The problem is that if I hit Ctrl+C in the middle of the Bash script, the Python scripts do not actually get killed. How can I write the Bash script so that killing it will also kill all its background children?

Here's my original "reduced test case". Unfortunately I seem to have reduced it so much that it no longer demonstrates the problem; my mistake.

set -e

cat >work.py <<EOF
import sys, time
for i in range(10):
    time.sleep(1)
    print "Tick from", sys.argv[1]
EOF

function process {
    python ./work.py $1 &
}

process one
process two
wait

Here's a complete test case, still highly reduced, but hopefully this one will demonstrate the problem. It reproduces on my machine... but then, two days ago I thought the old test case reproduced on my machine, and today it definitely doesn't.

#!/bin/bash -e
set -x

cat >work.sh <<EOF
for i in 0 1 2 3 4 5 6 7 8 9; do
    sleep 1; echo "still going"
done
EOF
chmod +x work.sh

function kill_all_jobs { jobs -p | xargs kill; }
trap kill_all_jobs SIGINT

function process {
    ./work.sh $1
}

process one &
wait $!
echo "All done!"

This code continues to print still going even after Ctrl+C. But if I move the & from outside process to inside (i.e.: ./work.sh $1 &), then Ctrl+C works as expected. I don't understand this at all!
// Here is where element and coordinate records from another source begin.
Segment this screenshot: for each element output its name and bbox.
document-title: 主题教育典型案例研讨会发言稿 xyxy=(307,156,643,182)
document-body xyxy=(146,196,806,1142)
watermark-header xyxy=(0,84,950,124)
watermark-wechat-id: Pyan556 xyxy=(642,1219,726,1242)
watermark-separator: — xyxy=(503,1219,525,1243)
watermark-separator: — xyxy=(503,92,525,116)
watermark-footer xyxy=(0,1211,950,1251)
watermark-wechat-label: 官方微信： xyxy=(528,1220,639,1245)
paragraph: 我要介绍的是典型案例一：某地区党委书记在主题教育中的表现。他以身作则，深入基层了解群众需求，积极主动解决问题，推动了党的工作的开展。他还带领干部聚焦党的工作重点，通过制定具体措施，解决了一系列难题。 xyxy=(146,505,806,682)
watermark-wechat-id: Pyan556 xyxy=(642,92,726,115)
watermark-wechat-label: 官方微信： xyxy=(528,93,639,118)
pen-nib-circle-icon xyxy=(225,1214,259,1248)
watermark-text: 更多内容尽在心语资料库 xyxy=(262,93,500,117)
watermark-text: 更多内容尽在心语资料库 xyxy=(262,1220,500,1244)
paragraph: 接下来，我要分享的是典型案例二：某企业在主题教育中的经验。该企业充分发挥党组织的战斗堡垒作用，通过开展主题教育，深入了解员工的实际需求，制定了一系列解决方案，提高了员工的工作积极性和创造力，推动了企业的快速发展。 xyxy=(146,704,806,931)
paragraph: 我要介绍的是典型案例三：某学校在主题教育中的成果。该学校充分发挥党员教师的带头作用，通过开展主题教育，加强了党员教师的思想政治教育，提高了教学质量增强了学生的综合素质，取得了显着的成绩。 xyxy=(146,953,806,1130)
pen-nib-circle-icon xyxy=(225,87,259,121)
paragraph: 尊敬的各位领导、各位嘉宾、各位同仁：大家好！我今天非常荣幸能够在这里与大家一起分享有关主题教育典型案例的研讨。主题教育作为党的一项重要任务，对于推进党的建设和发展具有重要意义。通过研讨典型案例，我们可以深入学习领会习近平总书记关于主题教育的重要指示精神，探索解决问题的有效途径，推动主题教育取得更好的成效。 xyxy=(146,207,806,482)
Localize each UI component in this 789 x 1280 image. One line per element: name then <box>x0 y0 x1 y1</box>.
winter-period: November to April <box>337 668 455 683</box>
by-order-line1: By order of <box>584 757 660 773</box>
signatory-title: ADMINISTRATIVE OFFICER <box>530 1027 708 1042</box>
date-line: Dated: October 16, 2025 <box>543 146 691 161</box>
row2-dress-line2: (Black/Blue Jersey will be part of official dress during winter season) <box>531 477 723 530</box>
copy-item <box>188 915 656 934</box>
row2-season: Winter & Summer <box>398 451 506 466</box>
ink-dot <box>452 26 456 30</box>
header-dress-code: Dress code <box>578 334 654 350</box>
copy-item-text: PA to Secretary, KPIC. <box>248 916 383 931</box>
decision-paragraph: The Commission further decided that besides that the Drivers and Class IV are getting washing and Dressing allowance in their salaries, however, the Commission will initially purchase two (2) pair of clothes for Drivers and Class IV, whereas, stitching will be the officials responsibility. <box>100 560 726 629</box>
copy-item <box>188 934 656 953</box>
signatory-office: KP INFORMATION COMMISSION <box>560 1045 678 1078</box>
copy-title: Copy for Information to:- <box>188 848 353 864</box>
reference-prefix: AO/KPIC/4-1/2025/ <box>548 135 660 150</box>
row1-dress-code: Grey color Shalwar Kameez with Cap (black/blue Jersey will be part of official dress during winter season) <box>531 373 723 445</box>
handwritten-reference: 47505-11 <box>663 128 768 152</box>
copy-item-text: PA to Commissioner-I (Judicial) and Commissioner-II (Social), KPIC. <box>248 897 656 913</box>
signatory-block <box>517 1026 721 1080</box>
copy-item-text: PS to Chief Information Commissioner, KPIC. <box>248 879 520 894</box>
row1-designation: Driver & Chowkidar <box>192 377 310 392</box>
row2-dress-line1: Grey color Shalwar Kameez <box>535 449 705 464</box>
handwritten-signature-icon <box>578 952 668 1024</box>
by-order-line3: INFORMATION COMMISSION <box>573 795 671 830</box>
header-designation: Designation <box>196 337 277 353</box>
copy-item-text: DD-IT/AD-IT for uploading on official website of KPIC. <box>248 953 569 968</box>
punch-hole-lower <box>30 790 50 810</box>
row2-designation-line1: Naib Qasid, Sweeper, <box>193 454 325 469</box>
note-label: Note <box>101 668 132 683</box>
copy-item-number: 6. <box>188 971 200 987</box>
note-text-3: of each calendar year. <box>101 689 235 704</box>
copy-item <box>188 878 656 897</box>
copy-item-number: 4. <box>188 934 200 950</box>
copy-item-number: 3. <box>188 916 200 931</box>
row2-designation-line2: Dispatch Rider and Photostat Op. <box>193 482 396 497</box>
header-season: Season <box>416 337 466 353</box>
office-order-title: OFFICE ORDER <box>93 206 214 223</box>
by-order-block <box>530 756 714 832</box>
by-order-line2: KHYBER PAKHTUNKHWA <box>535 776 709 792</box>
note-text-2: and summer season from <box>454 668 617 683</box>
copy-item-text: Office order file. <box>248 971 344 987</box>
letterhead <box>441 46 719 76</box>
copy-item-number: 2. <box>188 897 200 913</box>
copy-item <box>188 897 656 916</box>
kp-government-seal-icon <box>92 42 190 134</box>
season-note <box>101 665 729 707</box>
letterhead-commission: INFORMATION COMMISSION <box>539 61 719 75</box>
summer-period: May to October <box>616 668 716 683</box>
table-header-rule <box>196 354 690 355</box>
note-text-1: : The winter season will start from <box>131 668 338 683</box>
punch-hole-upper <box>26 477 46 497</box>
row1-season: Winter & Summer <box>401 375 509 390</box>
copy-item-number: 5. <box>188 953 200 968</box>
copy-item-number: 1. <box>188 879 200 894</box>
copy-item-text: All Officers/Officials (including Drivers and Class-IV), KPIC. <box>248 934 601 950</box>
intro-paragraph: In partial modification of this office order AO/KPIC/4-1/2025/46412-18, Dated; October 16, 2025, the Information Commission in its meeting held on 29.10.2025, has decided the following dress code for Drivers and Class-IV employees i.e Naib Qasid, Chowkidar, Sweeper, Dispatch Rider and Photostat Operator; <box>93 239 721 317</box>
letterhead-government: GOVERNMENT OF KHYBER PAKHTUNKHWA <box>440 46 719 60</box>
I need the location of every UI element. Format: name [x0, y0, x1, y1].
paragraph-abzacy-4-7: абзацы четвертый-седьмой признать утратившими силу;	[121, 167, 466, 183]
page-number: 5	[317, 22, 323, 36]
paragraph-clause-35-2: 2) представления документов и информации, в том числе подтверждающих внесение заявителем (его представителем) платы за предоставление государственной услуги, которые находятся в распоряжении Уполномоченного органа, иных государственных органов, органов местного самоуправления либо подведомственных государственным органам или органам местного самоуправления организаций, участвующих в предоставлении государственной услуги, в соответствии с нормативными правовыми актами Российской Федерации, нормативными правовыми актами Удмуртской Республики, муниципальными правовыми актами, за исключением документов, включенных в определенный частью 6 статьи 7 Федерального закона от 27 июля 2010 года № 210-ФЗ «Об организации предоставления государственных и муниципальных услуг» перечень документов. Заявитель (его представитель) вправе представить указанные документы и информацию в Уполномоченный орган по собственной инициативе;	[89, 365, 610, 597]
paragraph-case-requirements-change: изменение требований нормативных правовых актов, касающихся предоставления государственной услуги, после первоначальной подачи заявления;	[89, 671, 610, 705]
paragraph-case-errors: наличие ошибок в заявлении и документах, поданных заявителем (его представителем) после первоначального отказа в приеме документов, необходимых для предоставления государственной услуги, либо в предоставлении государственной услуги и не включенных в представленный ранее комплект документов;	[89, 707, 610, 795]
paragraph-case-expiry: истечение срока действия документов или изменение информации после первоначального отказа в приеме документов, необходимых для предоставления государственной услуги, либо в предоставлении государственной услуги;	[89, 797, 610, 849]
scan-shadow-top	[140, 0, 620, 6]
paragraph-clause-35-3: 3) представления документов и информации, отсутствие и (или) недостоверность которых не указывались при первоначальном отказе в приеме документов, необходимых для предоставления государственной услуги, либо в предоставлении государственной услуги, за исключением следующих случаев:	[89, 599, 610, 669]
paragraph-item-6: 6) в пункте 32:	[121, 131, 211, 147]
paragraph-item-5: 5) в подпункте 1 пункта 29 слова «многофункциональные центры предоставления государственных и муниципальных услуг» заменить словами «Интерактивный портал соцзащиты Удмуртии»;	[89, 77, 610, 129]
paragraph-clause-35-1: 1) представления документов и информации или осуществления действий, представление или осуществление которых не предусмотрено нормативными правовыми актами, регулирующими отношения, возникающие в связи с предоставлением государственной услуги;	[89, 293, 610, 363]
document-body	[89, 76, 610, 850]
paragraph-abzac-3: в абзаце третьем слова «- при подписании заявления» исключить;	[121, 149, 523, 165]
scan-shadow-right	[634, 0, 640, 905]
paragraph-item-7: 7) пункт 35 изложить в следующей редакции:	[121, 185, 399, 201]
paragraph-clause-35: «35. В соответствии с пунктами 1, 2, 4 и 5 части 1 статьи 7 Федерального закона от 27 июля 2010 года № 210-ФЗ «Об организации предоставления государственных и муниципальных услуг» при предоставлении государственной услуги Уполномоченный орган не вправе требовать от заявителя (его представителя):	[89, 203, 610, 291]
In my real script, process contains more than one command, and the commands are long-running and must run in sequence; so I don't know how to "move the & inside process" in that case. I'm sure it's possible, but it must be non-trivial.

$ bash --version
GNU bash, version 3.2.48(1)-release (x86_64-apple-darwin12)
Copyright (C) 2007 Free Software Foundation, Inc.

EDIT: Many thanks to @AlanCurry for teaching me some Bash stuff. Unfortunately I still don't understand exactly what's going on in my examples, but it's practically a moot point, as Alan also helpfully pointed out that for my real-world parallelization problem, Bash is the wrong tool and I ought to be using a simple makefile with make -j3! make runs things in parallel where possible, and also understands Ctrl+C perfectly; problem solved (even though question unanswered).

回答1:

I got it! All you have to do is get rid of that python SIGINT handler.

cat >work.py <<'EOF'
import sys, time, signal
signal.signal(signal.SIGINT, signal.SIG_DFL)
for i in range(10):
    time.sleep(1)
    print "Tick from", sys.argv[1]
EOF 
chmod +x work.py

function process {
    python ./work.py $1
}

process one &
wait $!
echo "All done!"


回答2:

Your trap look good to me:

$ bash --version
GNU bash, version 3.2.48(1)-release (x86_64-apple-darwin11)
Copyright (C) 2007 Free Software Foundation, Inc.

$ cat ./thang 
#! /bin/bash
set -e

cat >work.py <<EOF
import sys, time
for i in range(10):
  time.sleep(1)
  print "Tick from", sys.argv[1]
EOF

function process {
  python ./work.py $1 &
}

function killstuff {
  jobs -p | xargs kill
}

trap killstuff SIGINT

process one
process two
wait

$ ./thang 
Tick from one
Tick from two
Tick from one
Tick from two
^C$ ps aux | grep python | grep -v grep
$